Phoenix and Scottsdale Travel Guide | Arizona Southwest

Phoenix sits at 1,117 feet elevation in the Salt River Valley, bordered by the McDowell Mountains to the northeast, South Mountain to the south, and the White Tank Mountains to the west. The city incorporated in 1881 with 2,500 residents and reached 1,660,272 by the 2020 census, making it the fifth-largest city in the United States by population. Scottsdale, immediately adjacent to Phoenix's eastern boundary, incorporated in 1951 and recorded 241,361 residents in 2020. Both cities lie within the Sonoran Desert biome, where average July high temperatures reach 106 degrees Fahrenheit and January lows drop to 45 degrees. The metropolitan area receives 8.03 inches of annual precipitation measured at Phoenix Sky Harbor International Airport over the 1991-2020 climatological period.

The Valley of the Sun, as the metropolitan area is marketed, depends entirely on engineered water infrastructure. The Salt River Project, authorized by the National Reclamation Act of 1902, constructed Roosevelt Dam between 1905 and 1911 at a cost of $10 million. The dam created Roosevelt Lake with 2,910 acre-feet of storage capacity when full. Phoenix receives 1.5 million acre-feet annually from the Colorado River via the Central Arizona Project canal, completed in 1993 after 20 years of construction at a cost of $4 billion. The canal runs 336 miles from Lake Havasu to Tucson, lifting water 3,000 feet through 14 pumping stations. Groundwater pumping from the Phoenix Active Management Area, established in 1980, is now restricted to annual recharge levels, which declined from 2.8 million acre-feet in 1980 to 1.1 million acre-feet by 2020 according to Arizona Department of Water Resources monitoring data.

Downtown Phoenix centers on Washington Street, where the copper-domed Arizona State Capitol, completed in 1901 when Arizona was still a territory, now operates as a museum after the legislature moved to adjacent buildings in 1960. The Heard Museum, founded in 1929 at 2301 North Central Avenue, holds 44,000 objects representing indigenous cultures of the Southwest, including 2,500 katsina figures and the Barry Goldwater collection of 437 historic Hopi katsinas donated in 1964. The museum's permanent collection includes Navajo textiles from the 1860s Long Walk period and Apache basketry dating to 1880. Entry costs $25 for adults as of 2024. The Phoenix Art Museum, opened in 1959 at 1625 North Central Avenue, displays 20,000 works including the Thorne Miniature Rooms donated in 1962 and a Western American collection with paintings by members of the Taos Society of Artists active from 1915 to 1927.

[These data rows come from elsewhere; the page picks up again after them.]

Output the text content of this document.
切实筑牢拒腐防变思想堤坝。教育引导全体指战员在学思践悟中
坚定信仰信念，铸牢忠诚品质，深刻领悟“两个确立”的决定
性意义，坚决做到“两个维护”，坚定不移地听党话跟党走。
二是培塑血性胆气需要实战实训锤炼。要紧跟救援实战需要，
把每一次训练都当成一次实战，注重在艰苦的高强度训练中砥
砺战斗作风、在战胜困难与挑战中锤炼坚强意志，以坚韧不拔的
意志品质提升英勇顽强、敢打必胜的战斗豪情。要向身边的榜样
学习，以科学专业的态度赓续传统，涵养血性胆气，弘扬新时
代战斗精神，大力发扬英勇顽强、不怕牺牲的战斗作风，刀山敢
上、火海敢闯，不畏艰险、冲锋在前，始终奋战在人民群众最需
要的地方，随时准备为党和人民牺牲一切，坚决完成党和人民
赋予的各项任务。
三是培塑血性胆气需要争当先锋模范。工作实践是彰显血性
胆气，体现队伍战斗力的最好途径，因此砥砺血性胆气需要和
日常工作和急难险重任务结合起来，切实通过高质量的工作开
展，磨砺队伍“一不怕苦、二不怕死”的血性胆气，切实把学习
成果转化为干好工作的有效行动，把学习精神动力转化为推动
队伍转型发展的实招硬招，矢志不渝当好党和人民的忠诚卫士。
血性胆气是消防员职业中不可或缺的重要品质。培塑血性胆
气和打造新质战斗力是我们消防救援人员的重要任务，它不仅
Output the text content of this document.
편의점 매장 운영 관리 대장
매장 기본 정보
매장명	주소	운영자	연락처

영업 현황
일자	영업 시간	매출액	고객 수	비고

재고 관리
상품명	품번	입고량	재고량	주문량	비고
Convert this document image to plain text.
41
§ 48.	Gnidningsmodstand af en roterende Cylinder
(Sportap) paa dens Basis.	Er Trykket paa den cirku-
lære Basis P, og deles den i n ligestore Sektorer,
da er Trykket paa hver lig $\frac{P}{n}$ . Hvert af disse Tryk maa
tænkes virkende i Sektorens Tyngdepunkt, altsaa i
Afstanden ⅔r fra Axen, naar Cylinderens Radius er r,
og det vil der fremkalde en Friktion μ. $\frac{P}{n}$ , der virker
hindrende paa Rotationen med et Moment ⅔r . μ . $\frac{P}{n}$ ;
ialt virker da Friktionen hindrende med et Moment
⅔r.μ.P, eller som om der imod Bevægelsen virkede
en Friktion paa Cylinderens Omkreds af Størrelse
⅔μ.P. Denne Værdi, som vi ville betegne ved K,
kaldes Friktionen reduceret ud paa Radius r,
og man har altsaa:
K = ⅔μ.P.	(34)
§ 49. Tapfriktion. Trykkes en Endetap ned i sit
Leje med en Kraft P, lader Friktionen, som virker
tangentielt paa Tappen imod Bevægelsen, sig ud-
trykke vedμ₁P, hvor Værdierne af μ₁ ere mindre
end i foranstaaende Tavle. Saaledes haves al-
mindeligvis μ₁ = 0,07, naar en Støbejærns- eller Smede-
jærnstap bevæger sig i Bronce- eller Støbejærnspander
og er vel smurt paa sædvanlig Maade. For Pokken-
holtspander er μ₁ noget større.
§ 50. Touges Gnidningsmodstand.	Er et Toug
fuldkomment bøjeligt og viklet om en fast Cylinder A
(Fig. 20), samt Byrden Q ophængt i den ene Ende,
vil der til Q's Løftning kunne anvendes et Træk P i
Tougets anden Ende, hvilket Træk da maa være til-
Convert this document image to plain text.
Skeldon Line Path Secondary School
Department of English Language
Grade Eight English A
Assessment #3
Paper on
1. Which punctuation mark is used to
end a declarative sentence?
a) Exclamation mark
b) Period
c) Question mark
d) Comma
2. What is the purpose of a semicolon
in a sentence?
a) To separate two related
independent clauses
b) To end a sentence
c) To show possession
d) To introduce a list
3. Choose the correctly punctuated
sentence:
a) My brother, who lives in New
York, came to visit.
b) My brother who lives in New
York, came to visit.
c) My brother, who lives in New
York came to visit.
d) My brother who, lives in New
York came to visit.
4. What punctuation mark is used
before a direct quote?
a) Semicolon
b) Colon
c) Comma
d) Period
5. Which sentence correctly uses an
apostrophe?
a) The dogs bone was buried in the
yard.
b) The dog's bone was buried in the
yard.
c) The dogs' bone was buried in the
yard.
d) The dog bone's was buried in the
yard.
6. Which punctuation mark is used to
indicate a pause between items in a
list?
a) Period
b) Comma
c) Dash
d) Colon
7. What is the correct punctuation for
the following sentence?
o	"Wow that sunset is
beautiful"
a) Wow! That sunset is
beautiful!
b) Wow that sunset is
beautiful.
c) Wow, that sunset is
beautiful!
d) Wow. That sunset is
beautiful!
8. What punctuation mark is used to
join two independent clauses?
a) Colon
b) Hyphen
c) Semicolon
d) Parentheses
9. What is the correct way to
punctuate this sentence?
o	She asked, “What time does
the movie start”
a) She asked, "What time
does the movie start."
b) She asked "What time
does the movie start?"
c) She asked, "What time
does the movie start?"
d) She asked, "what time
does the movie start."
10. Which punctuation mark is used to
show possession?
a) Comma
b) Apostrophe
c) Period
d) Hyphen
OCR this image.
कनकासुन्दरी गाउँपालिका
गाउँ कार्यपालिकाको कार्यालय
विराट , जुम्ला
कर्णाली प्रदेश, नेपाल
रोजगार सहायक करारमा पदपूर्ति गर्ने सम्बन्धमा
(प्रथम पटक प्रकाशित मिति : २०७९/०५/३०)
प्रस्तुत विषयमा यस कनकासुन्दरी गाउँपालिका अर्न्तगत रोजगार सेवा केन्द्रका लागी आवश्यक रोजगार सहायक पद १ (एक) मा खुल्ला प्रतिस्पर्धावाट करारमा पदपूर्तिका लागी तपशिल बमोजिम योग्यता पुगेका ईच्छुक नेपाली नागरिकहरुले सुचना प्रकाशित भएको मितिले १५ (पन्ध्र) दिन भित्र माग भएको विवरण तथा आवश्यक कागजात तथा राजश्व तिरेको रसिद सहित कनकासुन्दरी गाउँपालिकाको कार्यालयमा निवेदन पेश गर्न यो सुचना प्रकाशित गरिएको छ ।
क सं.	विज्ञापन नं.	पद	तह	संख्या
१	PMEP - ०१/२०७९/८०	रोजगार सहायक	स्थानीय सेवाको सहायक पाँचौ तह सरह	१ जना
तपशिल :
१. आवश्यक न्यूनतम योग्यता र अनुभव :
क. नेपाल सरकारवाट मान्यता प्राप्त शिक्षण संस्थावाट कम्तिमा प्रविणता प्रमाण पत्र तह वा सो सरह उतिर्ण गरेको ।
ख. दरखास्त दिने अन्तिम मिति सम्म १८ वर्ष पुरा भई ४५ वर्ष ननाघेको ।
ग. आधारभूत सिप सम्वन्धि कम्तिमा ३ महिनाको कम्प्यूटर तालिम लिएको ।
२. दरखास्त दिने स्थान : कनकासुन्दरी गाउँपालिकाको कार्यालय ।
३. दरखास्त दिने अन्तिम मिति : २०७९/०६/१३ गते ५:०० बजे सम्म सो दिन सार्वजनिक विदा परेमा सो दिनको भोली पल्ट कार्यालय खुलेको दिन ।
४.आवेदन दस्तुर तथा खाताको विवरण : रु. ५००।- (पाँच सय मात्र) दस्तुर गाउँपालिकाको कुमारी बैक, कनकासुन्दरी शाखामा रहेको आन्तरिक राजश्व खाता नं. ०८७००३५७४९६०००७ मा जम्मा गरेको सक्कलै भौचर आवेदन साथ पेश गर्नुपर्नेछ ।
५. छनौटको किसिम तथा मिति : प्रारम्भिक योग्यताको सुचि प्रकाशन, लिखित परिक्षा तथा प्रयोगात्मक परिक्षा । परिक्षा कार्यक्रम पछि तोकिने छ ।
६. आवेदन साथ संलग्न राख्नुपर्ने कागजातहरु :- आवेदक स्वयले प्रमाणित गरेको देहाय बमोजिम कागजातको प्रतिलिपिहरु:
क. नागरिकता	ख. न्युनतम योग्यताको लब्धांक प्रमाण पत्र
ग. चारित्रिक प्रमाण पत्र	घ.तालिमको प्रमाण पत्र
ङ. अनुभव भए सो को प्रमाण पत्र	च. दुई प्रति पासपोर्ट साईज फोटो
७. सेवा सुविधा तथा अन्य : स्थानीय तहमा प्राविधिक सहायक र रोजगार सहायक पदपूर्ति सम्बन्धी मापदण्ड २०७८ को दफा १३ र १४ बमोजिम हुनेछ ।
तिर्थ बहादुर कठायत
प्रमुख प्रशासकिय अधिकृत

Musical Instrument Museum, opened in 2010 at 4725 East Mayo Boulevard in north Phoenix, holds 8,000 instruments and objects from 200 countries and territories across five continents. The museum occupies 200,000 square feet and uses wireless headphone guides synchronized to 1,100 video screens showing musicians playing the displayed instruments in their cultural contexts. The Southwest Gallery contains Navajo ceremonial rattles, Apache fiddles made from hollowed agave stalks, and Tohono O'odham basket drums. Admission costs $24 for adults. Desert Botanical Garden, established in 1939 on 140 acres in Papago Park at 1201 North Galvin Parkway, cultivates 50,000 plants representing 4,000 taxa, with two-thirds native to desert regions. The garden's collection includes 1,350 species of cacti and 350 agave taxa. Five thematic trails total 1.5 miles. The garden documents 139 species endemic to the Sonoran Desert and maintains a seed bank holding 450 accessions of rare desert plants. Adult admission costs $30 during peak season.

Papago Park, a 1,500-acre municipal park shared between Phoenix and Tempe, consists of red Tertiary-period sandstone outcrops eroded into buttes and gaps. Hole-in-the-Rock, a natural thalus opening in a butte's north face, was used by the Hohokam as an astronomical marker aligning with the sunrise on the summer solstice, documented by archaeoastronomy studies conducted in 1980 by the Arizona State Museum. The park contains the Phoenix Zoo, opened in 1962 on 125 acres and maintaining 3,000 animals representing 400 species as of 2024. The zoo's Arizona Trail exhibits 160 native species including Mexican gray wolves from the captive breeding program managed by the U.S. Fish and Wildlife Service since 1998. Adult zoo admission costs $30. Pueblo Grande Museum, at 4619 East Washington Street adjacent to Sky Harbor Airport, preserves a Hohokam platform mound and village site occupied from 450 CE to 1450 CE. The platform mound measures 300 feet long, 200 feet wide, and 20 feet high. Excavations between 1929 and 1960 documented 20 miles of irrigation canals radiating from the site, with main channels measuring 15 feet wide and 6 feet deep.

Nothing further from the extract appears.